New regulation increases interest in local industry

17th August 2018 By: Melissa Zisengwe - Creamer Media Reporter

New regulation increases interest in local industry

NEW REGULATION Companies are now required to declare their cargo conveyed to South Africa 24 hours prior to transportation

The logistics industry will be boosted by the New Customs Acts Programme (NCAP), which was formally introduced this year, says working capital specialists Investec Import Solutions customs manager Dylan Govender.

The South African Revenue Service (Sars) describes the NCAP as a safe, enabling, fair and sustainable regulation that will encourage a secure business environment for economic development, and allow for a favourable business environment in which business can thrive, develop, innovate, generate employment and invest in the logistics industry.

Govender adds that the new regulation is necessary because the previous regulation did not cater for the needs of modernisation and technology. The NCAP will encourage a modern industry, where better decisions regarding its development are made.

He points out that the previous regulation did not address the issue of detained cargo. “Sars and other governing bodies can detain your cargo, and this increases costs for companies, hence, minimised detentions due to information gathering and assessment will reduce these additional costs and ensure that smooth trade is facilitated.”

Sars now requires companies to declare everything that is being loaded and transported to South Africa 24 hours prior to transportation, so that can assess and declare the goods.

“Further, the NCAP provides trade with a predictable automated and trade facilitative value proposition by introducing an efficient and transparent-control environment, benefiting legitimate trade and applying stringent enforcement regimes for the noncompliant.”

Govender says that Sars expects the new regulation to ensure that modern customs do not only collect revenue but expedite cross-border trade to promote economic development and prevent international trafficking in illicit goods.

Although the deadline for the first phase of NCAP, RCG Programme (Reporting of Conveyances and Goods Programme), has been postponed for enforcement till November 1 from the initial date communicated of August 1, Sars is confident of the roll-out of RLA, or registration licensing and accreditation, in early 2019.

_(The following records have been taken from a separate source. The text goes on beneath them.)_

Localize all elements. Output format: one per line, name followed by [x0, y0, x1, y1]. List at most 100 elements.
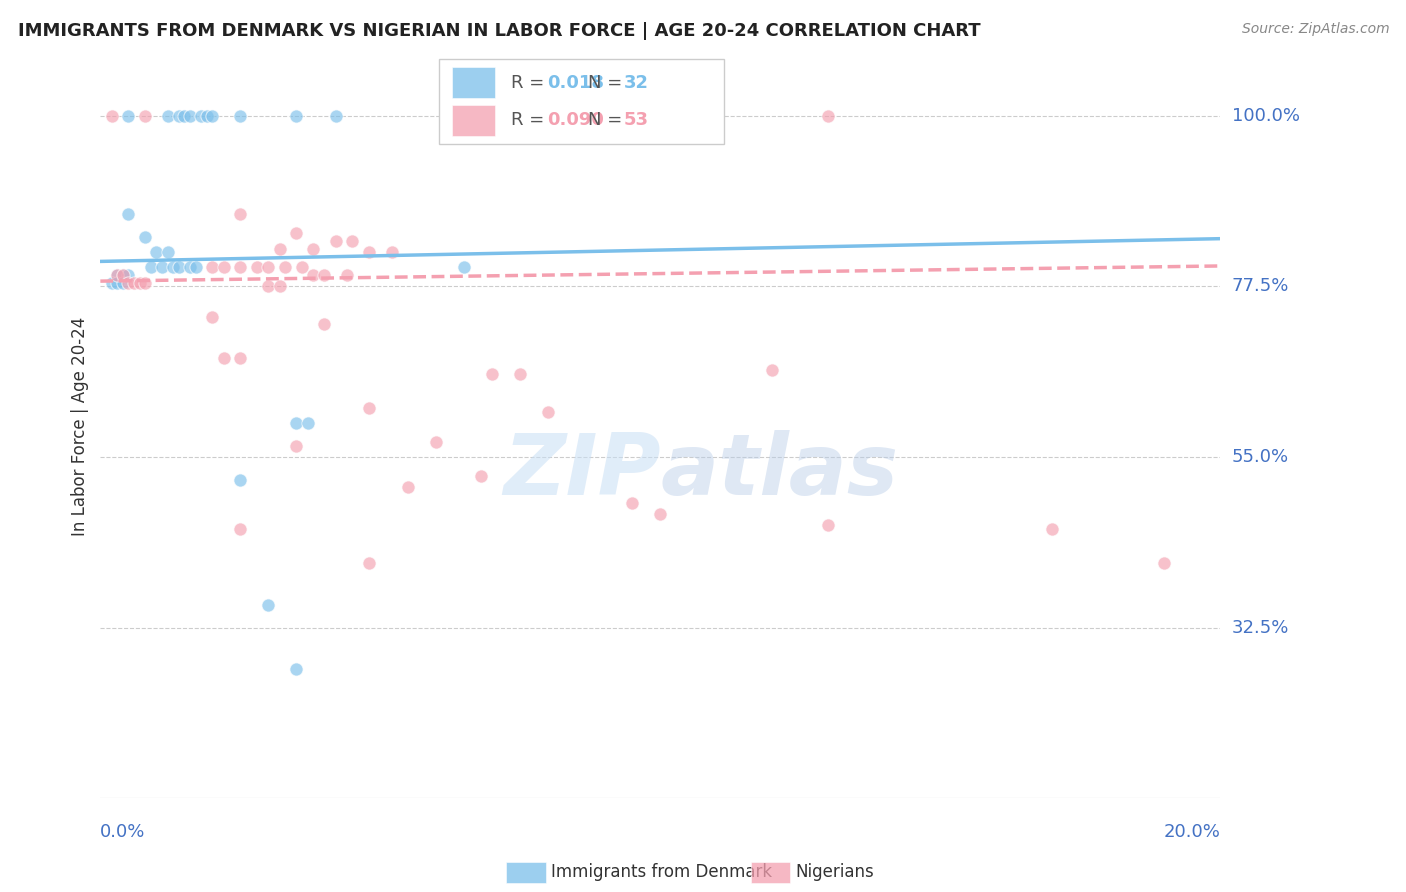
Point: [105, 276, 128, 290]
Text: 100.0%: 100.0%: [1232, 107, 1299, 125]
Point: [179, 260, 201, 275]
FancyBboxPatch shape: [453, 104, 495, 136]
Text: 0.0%: 0.0%: [100, 823, 146, 841]
Point: [257, 279, 280, 293]
Point: [302, 242, 325, 256]
Point: [150, 260, 173, 275]
Text: R =: R =: [512, 74, 550, 92]
Point: [481, 367, 503, 381]
Point: [269, 242, 291, 256]
Point: [100, 276, 122, 290]
Point: [425, 434, 447, 449]
Point: [156, 109, 179, 123]
Point: [201, 310, 224, 324]
Point: [257, 598, 280, 612]
Point: [257, 260, 280, 275]
Point: [285, 109, 308, 123]
Point: [359, 556, 381, 570]
Point: [1153, 556, 1175, 570]
Point: [184, 260, 207, 275]
Point: [509, 367, 531, 381]
Text: 32.5%: 32.5%: [1232, 619, 1289, 637]
Point: [156, 245, 179, 260]
Point: [314, 318, 336, 332]
Text: IMMIGRANTS FROM DENMARK VS NIGERIAN IN LABOR FORCE | AGE 20-24 CORRELATION CHART: IMMIGRANTS FROM DENMARK VS NIGERIAN IN L…: [18, 22, 981, 40]
Point: [359, 245, 381, 260]
Point: [134, 230, 156, 244]
Point: [381, 245, 404, 260]
Point: [302, 268, 325, 282]
Point: [229, 109, 252, 123]
Point: [761, 363, 783, 377]
Text: ZIP: ZIP: [503, 430, 661, 513]
Point: [128, 276, 150, 290]
Text: 0.018: 0.018: [547, 74, 605, 92]
Point: [325, 109, 347, 123]
Text: Nigerians: Nigerians: [796, 863, 875, 881]
Point: [285, 227, 308, 241]
Point: [297, 416, 319, 430]
Point: [100, 109, 122, 123]
Point: [179, 109, 201, 123]
Text: atlas: atlas: [661, 430, 898, 513]
Point: [274, 260, 297, 275]
Text: 55.0%: 55.0%: [1232, 448, 1289, 466]
Point: [817, 518, 839, 533]
Point: [117, 207, 139, 221]
Point: [229, 473, 252, 487]
Point: [190, 109, 212, 123]
Text: N =: N =: [588, 74, 627, 92]
Point: [269, 279, 291, 293]
Text: 53: 53: [623, 112, 648, 129]
Point: [111, 268, 134, 282]
Point: [285, 416, 308, 430]
Point: [246, 260, 269, 275]
Text: N =: N =: [588, 112, 627, 129]
Point: [134, 109, 156, 123]
Point: [285, 662, 308, 676]
Point: [291, 260, 314, 275]
Point: [117, 276, 139, 290]
Point: [117, 109, 139, 123]
Point: [134, 276, 156, 290]
Text: 77.5%: 77.5%: [1232, 277, 1289, 295]
Point: [325, 234, 347, 248]
Point: [621, 495, 644, 509]
Point: [1042, 522, 1064, 536]
Point: [195, 109, 218, 123]
Point: [111, 268, 134, 282]
Point: [167, 109, 190, 123]
Point: [105, 268, 128, 282]
Point: [111, 276, 134, 290]
Point: [470, 469, 492, 483]
Text: 32: 32: [623, 74, 648, 92]
Point: [117, 268, 139, 282]
Point: [229, 260, 252, 275]
Point: [145, 245, 167, 260]
Point: [105, 268, 128, 282]
Text: 0.090: 0.090: [547, 112, 605, 129]
Point: [285, 439, 308, 453]
Point: [201, 109, 224, 123]
Point: [342, 234, 364, 248]
Point: [453, 260, 475, 275]
Point: [229, 522, 252, 536]
Point: [201, 260, 224, 275]
Text: R =: R =: [512, 112, 550, 129]
Point: [139, 260, 162, 275]
Text: 20.0%: 20.0%: [1164, 823, 1220, 841]
Text: Immigrants from Denmark: Immigrants from Denmark: [551, 863, 772, 881]
Point: [314, 268, 336, 282]
Point: [229, 351, 252, 366]
Point: [817, 109, 839, 123]
Point: [359, 401, 381, 415]
Point: [167, 260, 190, 275]
Point: [229, 207, 252, 221]
Point: [396, 480, 419, 494]
Point: [122, 276, 145, 290]
Point: [650, 507, 672, 521]
FancyBboxPatch shape: [453, 67, 495, 98]
FancyBboxPatch shape: [439, 59, 724, 145]
Point: [162, 260, 184, 275]
Y-axis label: In Labor Force | Age 20-24: In Labor Force | Age 20-24: [72, 317, 89, 536]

In 2019, under the NCAP, all the role-players – importers, dealers, traders and exporters – will be subjected to the goods releasing and declaration process, as well as the re-registering and licensing process so that Sars can update industry information.

Govender mentions that new acting chief officer in customs and excise Beyers Theron has brought a lot of hope to the industry. “Under his guidance, implementation is slowly materialising and we hope that the pace will pick up.”

Govender highlights that Investec Import Solutions is a specialist company that can concentrate on different aspects of trade in the industry. “We have some of the most knowledgeable, skilled and dedicated staff with the capability to drive compliance for NCAP forward for both the business and our clients and are dedicated to ensuring a streamlined, timely, and effective transition process as required.